BYU Law’s 2018 Criminal Law and Justice Conference gave policymakers, lawyers, and scholars an opportunity to discuss methods of criminal justice reform at both the national and local levels. Highlighting the event were two keynote speakers: U.S. Senator Mike Lee and Erik Luna, Professor at the Arizona State University Sandra Day O’Connor Law School and Director of the Academy for Justice.
Criminal justice reform has been a point of discussion for a long time, but academics have been underrepresented in the movement and scholarly works are often inaccessible. Luna’s address centered on bridging the gap between scholarship and reform of the criminal justice system.
To begin that process, Luna explained, he participated in the formation of an academic alliance called the Academy for Justice. Last year, the Academy brought together experts from various fields in criminal law, economics, psychology. They gathered at ASU Law to produce a detailed report on various topics in criminal justice reform. The unprecedented 4-volume, 500,000-word report was published and rolled out in Washington, D.C. Its contents included the prosecutorial process, sentencing schemes, and accountability in policing among others. The overall goal was to communicate reforms to a non-legal or academic audience.
“This movement is not to eliminate the criminal justice system — it is to make it better for everyone involved,” Luna said.
Senator Lee focused his remarks on the need for criminal justice reform to be treated as a non-partisan issue. Senator Lee, a Republican from Utah, and Senator Dick Durbin, a Democrat from Illinois, reached across the aisle and began working together on criminal justice reform, creating a committee to address the issue. Thanks to that non-partisan work, the Sentencing Reform and Corrections Act of 2017 was passed. This particular act addresses reform of a variety of aspects of criminal justice, including many federal prisons and back-end reform to help individuals reintegrate into society.
“The core of the mission is the deep and abiding belief that there is value – eternal, innate, intrinsic and God-given value — in each human soul… While we’re here on this earth as flawed creatures, we are also redeemable… In most instances we can find ways for our offenders to be rehabilitated and released,” Lee said.
The conference also conducted panels on topics such as pretrial reform, prison and sentencing reform, problem-solving courts, use of predictive algorithms in criminal risk assessments, and Utah’s evolving approach to indigent defense. A complete list of the panels and panelists is below:
“Risk Assessments and Utah’s New Pretrial Release System”

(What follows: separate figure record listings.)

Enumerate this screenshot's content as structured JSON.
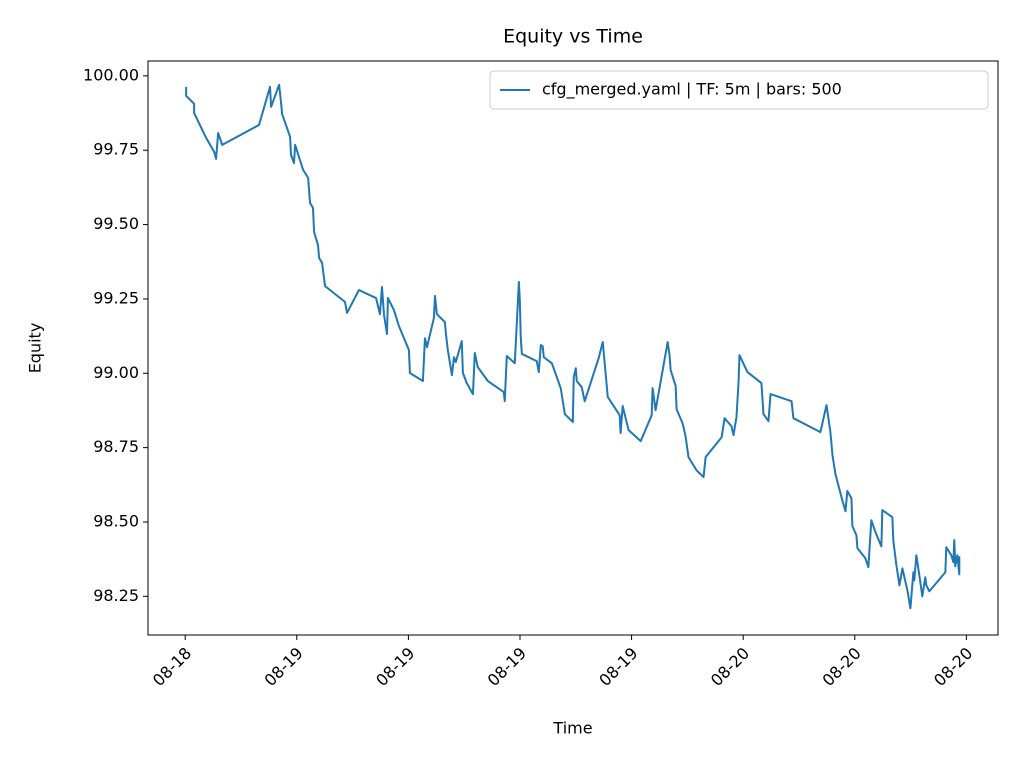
{
  "chart_data": {
    "type": "line",
    "title": "Equity vs Time",
    "xlabel": "Time",
    "ylabel": "Equity",
    "x": [
      18.05,
      18.05,
      18.48,
      18.48,
      19.13,
      19.56,
      19.66,
      19.77,
      19.99,
      21.97,
      22.56,
      22.62,
      23.05,
      23.16,
      23.21,
      23.64,
      23.69,
      23.85,
      23.91,
      24.34,
      24.61,
      24.71,
      24.87,
      24.93,
      25.14,
      25.2,
      25.36,
      25.52,
      26.59,
      26.7,
      27.34,
      28.26,
      28.47,
      28.58,
      28.69,
      28.85,
      28.9,
      29.22,
      29.49,
      30.03,
      30.08,
      30.78,
      30.89,
      31.0,
      31.37,
      31.43,
      31.53,
      31.96,
      32.02,
      32.12,
      32.34,
      32.45,
      32.55,
      32.87,
      32.93,
      33.14,
      33.47,
      33.57,
      33.73,
      34.27,
      35.13,
      35.18,
      35.29,
      35.72,
      35.94,
      35.99,
      36.04,
      36.1,
      36.9,
      37.01,
      37.12,
      37.22,
      37.28,
      37.71,
      38.19,
      38.41,
      38.84,
      38.89,
      39.0,
      39.05,
      39.32,
      39.48,
      40.23,
      40.45,
      40.72,
      41.36,
      41.41,
      41.52,
      41.68,
      41.84,
      42.49,
      43.08,
      43.13,
      43.29,
      43.94,
      44.04,
      44.1,
      44.37,
      44.42,
      44.74,
      44.9,
      45.06,
      45.49,
      45.87,
      45.98,
      46.84,
      47.0,
      47.37,
      47.48,
      47.64,
      47.75,
      47.8,
      48.23,
      48.98,
      49.09,
      49.36,
      49.47,
      50.6,
      50.7,
      52.15,
      52.48,
      52.69,
      52.8,
      52.96,
      53.33,
      53.5,
      53.6,
      53.82,
      53.87,
      54.09,
      54.14,
      54.57,
      54.73,
      54.89,
      55.11,
      55.43,
      55.48,
      56.02,
      56.07,
      56.23,
      56.4,
      56.56,
      56.83,
      56.99,
      57.15,
      57.2,
      57.31,
      57.47,
      57.63,
      57.79,
      57.85,
      58.01,
      58.87,
      58.92,
      59.19,
      59.3,
      59.35,
      59.4,
      59.51,
      59.62,
      59.62
    ],
    "series": [
      {
        "name": "cfg_merged.yaml | TF: 5m | bars: 500",
        "color": "#1f77b4",
        "values": [
          99.963,
          99.933,
          99.906,
          99.875,
          99.791,
          99.744,
          99.721,
          99.808,
          99.768,
          99.835,
          99.963,
          99.896,
          99.97,
          99.906,
          99.872,
          99.795,
          99.734,
          99.707,
          99.768,
          99.684,
          99.657,
          99.573,
          99.556,
          99.475,
          99.431,
          99.388,
          99.371,
          99.293,
          99.24,
          99.203,
          99.28,
          99.253,
          99.199,
          99.29,
          99.196,
          99.132,
          99.253,
          99.213,
          99.159,
          99.078,
          99.001,
          98.974,
          99.118,
          99.088,
          99.186,
          99.26,
          99.199,
          99.172,
          99.132,
          99.078,
          98.994,
          99.054,
          99.038,
          99.108,
          99.001,
          98.967,
          98.93,
          99.068,
          99.021,
          98.974,
          98.937,
          98.906,
          99.058,
          99.034,
          99.307,
          99.246,
          99.122,
          99.065,
          99.041,
          99.004,
          99.095,
          99.091,
          99.054,
          99.034,
          98.95,
          98.863,
          98.836,
          98.987,
          99.017,
          98.974,
          98.953,
          98.906,
          99.051,
          99.105,
          98.92,
          98.859,
          98.799,
          98.89,
          98.849,
          98.809,
          98.772,
          98.859,
          98.95,
          98.876,
          99.105,
          99.061,
          99.011,
          98.957,
          98.879,
          98.832,
          98.789,
          98.718,
          98.674,
          98.651,
          98.718,
          98.785,
          98.849,
          98.822,
          98.792,
          98.853,
          98.97,
          99.061,
          99.004,
          98.967,
          98.863,
          98.839,
          98.93,
          98.906,
          98.849,
          98.802,
          98.893,
          98.802,
          98.725,
          98.661,
          98.573,
          98.536,
          98.604,
          98.58,
          98.486,
          98.455,
          98.412,
          98.378,
          98.348,
          98.506,
          98.466,
          98.418,
          98.54,
          98.516,
          98.439,
          98.358,
          98.287,
          98.344,
          98.27,
          98.21,
          98.331,
          98.304,
          98.388,
          98.321,
          98.25,
          98.314,
          98.287,
          98.267,
          98.331,
          98.415,
          98.388,
          98.365,
          98.439,
          98.351,
          98.388,
          98.324,
          98.385
        ]
      }
    ],
    "xlim": [
      16.0,
      61.7
    ],
    "ylim": [
      98.12,
      100.05
    ],
    "xticks": [
      {
        "value": 18,
        "label": "08-18"
      },
      {
        "value": 24,
        "label": "08-19"
      },
      {
        "value": 30,
        "label": "08-19"
      },
      {
        "value": 36,
        "label": "08-19"
      },
      {
        "value": 42,
        "label": "08-19"
      },
      {
        "value": 48,
        "label": "08-20"
      },
      {
        "value": 54,
        "label": "08-20"
      },
      {
        "value": 60,
        "label": "08-20"
      }
    ],
    "yticks": [
      {
        "value": 98.25,
        "label": "98.25"
      },
      {
        "value": 98.5,
        "label": "98.50"
      },
      {
        "value": 98.75,
        "label": "98.75"
      },
      {
        "value": 99,
        "label": "99.00"
      },
      {
        "value": 99.25,
        "label": "99.25"
      },
      {
        "value": 99.5,
        "label": "99.50"
      },
      {
        "value": 99.75,
        "label": "99.75"
      },
      {
        "value": 100,
        "label": "100.00"
      }
    ],
    "grid": false,
    "legend": "upper right"
  }
}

Panelists: Connor Boyack, President of Libertas Institute; Edward Flint, Criminal Defense Attorney; and Brett Tolman, Former U.S. Attorney for Utah.
“The Utah Justice Reinvestment Initiative”

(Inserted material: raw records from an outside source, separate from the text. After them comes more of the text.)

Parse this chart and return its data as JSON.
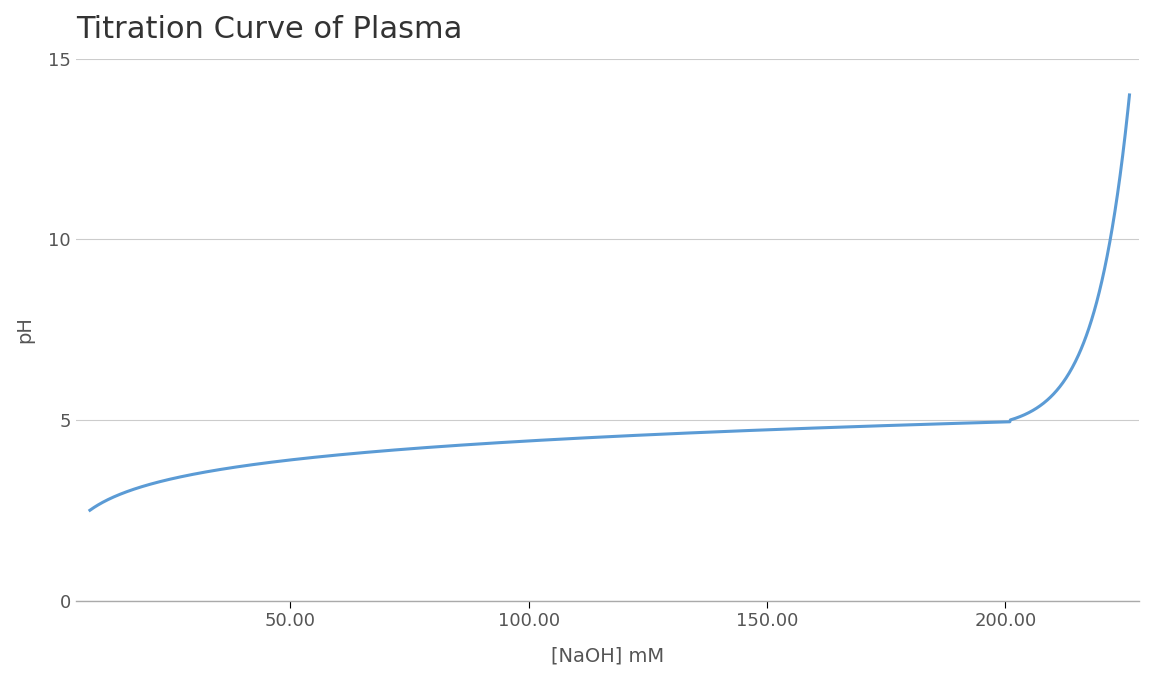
{
  "title": "Titration Curve of Plasma",
  "xlabel": "[NaOH] mM",
  "ylabel": "pH",
  "line_color": "#5b9bd5",
  "line_width": 2.2,
  "background_color": "#ffffff",
  "grid_color": "#cccccc",
  "title_fontsize": 22,
  "label_fontsize": 14,
  "tick_fontsize": 13,
  "xlim": [
    5,
    228
  ],
  "ylim": [
    0,
    15
  ],
  "yticks": [
    0,
    5,
    10,
    15
  ],
  "xticks": [
    50,
    100,
    150,
    200
  ],
  "xtick_labels": [
    "50.00",
    "100.00",
    "150.00",
    "200.00"
  ]
}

Panelists: Benji McMurray, Assistant Federal Public Defender at Utah Federal Public Defender; Brock Belnap, Washington County Attorney; Kim Cordova, Executive Director of Utah Commission on Criminal and Juvenile Justice; and Ron Gordon, General Counsel to Governor Gary Herbert.

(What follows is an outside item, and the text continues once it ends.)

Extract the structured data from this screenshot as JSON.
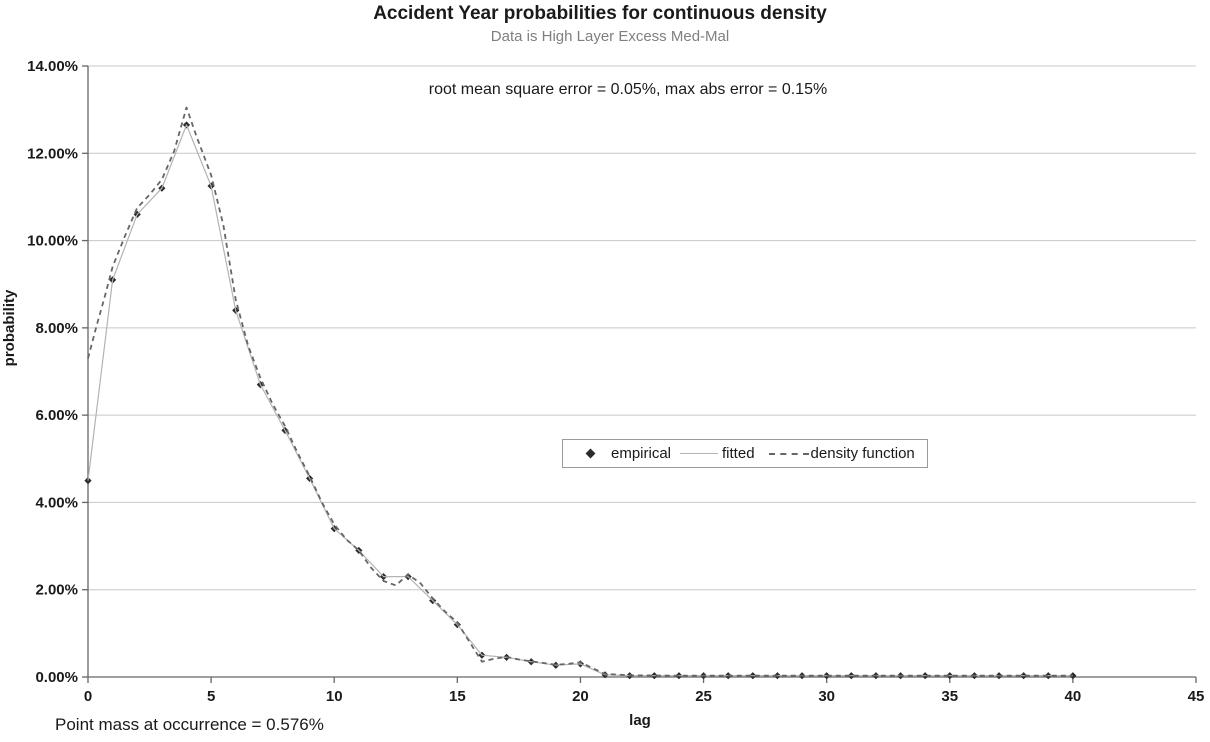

“Utah’s Problem-Solving Courts”
Panelists: Alexander Ramos, Assistant Federal Public Defender at Utah Federal Public Defender; Jennifer Gully, Assistant U.S. Attorney for the District of Utah; Robert Steele, Assistant Federal Public Defender at Utah Federal Public Defender; and Judge Brooke C. Wells, Federal Magistrate Judge for the District of Utah.
“Recent Noteworthy Criminal Law Decisions”
Panelists: Freyja Johnson, Appellate Attorney at Zimmerman Booher; Jennifer Gully, Assistant U.S. Attorney for the District of Utah; John Nielsen, Assistant Solicitor General at Utah Attorney General’s Office; Nathalie Skibine, Appellate Attorney at Salt Lake Legal Defender Association; and Scott Wilson, First Assistant at Utah Federal Public Defender.
“Indigent Defense: Utah’s Response to a Constitutional Requirement”
Panelists: Joanna Landau, Director of Utah Indigent Defense Commission; Kevin Daniels, Sanpete County Attorney; Judge Jared Eldridge, Fourth District Court Judge; and Stephen Frazier, Partner at Esplin Weight.
“Use of Predictive Algorithms in Criminal Justice”
Panelists: Marshall Thompson, Director of Utah Sentencing Commission; Jason Groth, Smart Justice Coordinator at ACLU of Utah; Raechel Lizon, Research Consultant at Utah Board of Pardons and Parole; and Suresh Venkatasubramanian, Professor of Computing at the University of Utah.